- Born: Philip Julian Kelsall 13 July 1956 (age 70) Warrington, Lancashire, England
- Occupations: Theatre organist
- Years active: 1977–present
- Website: https://www.philkelsall.co.uk/

= Phil Kelsall =

Philip Julian Kelsall MBE ALCM (born 13 July 1956) is an English theatre organist who has been principal organist at the Blackpool Tower Ballroom since 1977. Born in Warrington, Lancashire, he was inspired to learn the instrument by Reginald Dixon (“Mr Blackpool”), and was initially appointed as organist for the Tower Circus band aged 18 in 1975; he also deputised for Ernest Broadbent in the Ballroom itself. This followed his attending Rossall School in Fleetwood, an independent day and boarding school where he was taught by Robin Proctor, who subsequently became Director of Music at Cheltenham College. After Ernest Broadbent's retirement, he was appointed Tower organist in 1977.
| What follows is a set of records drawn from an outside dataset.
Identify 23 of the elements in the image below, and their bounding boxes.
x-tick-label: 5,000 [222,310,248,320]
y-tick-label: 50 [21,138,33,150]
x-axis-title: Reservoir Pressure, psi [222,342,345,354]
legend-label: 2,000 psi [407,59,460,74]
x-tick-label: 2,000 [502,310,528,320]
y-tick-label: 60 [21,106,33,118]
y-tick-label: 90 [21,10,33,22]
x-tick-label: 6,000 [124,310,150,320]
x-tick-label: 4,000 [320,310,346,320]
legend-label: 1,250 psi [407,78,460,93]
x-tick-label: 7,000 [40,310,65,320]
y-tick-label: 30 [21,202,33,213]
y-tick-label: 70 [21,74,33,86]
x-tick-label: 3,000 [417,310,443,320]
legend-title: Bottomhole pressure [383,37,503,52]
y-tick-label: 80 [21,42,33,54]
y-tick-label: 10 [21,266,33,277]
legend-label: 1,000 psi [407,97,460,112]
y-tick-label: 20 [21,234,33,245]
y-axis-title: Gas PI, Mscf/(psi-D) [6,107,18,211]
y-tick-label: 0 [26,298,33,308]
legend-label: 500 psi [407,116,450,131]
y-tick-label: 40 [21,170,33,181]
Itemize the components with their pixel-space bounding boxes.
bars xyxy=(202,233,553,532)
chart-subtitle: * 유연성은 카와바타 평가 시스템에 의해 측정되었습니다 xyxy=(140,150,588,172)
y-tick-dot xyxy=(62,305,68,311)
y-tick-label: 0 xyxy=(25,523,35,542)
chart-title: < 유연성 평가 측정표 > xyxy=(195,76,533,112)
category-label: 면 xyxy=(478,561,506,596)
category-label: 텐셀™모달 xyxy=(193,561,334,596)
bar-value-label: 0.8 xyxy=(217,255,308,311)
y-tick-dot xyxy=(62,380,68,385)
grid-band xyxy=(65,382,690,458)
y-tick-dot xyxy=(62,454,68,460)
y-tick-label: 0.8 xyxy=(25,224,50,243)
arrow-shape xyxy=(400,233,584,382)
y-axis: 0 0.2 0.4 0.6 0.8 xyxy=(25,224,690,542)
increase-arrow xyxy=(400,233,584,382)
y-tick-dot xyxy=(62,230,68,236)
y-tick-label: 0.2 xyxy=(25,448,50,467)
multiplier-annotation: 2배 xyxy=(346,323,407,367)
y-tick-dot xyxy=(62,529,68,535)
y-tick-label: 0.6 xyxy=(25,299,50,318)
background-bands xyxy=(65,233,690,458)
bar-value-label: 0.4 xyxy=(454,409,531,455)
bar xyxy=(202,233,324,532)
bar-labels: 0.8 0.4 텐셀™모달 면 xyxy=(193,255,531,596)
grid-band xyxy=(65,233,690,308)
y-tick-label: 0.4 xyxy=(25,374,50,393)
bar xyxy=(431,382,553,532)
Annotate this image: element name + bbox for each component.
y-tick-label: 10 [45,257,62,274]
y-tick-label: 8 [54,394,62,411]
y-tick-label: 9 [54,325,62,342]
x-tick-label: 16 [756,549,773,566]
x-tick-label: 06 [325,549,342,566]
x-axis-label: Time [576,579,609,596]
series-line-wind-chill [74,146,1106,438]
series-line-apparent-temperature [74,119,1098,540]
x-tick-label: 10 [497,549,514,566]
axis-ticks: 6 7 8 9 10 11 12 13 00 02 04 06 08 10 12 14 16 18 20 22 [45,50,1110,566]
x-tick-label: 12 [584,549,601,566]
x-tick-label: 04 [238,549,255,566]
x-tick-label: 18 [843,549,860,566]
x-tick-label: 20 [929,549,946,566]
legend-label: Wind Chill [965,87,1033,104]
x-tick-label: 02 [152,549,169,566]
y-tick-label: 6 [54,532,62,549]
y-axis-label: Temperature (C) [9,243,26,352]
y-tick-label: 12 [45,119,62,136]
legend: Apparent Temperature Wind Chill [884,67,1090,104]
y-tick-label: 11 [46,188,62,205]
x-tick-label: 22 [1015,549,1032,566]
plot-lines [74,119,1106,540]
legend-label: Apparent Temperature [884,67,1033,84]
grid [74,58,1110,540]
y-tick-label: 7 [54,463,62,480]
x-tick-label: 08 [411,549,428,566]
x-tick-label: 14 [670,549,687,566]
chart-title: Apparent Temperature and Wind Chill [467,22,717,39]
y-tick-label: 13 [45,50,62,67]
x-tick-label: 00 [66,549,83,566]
Noted for his distinctive Dixon-inspired "Blackpool style" of playing, he has made numerous appearances on television and radio playing the Tower's 1935 Wurlitzer organ, especially on the long-running BBC Radio 2 programme The Organist Entertains, which he has occasionally guest presented. He has also appeared on Strictly Come Dancing, Sam on Sunday, Friday Night is Music Night and Play It Again. During the Tower's closed season, Kelsall plays the Thursford Collection's Wurlitzer for their annual Christmas Spectacular shows. He was appointed MBE in the June 2010 Queen's Birthday Honours list.

In 2013, he released his 59th album on the Tower Ballroom Wurlitzer. On 18 June 2017, a special concert hosted by theatre organist Nigel Ogden was held to celebrate Kelsall's 40th year as Tower Ballroom Organist.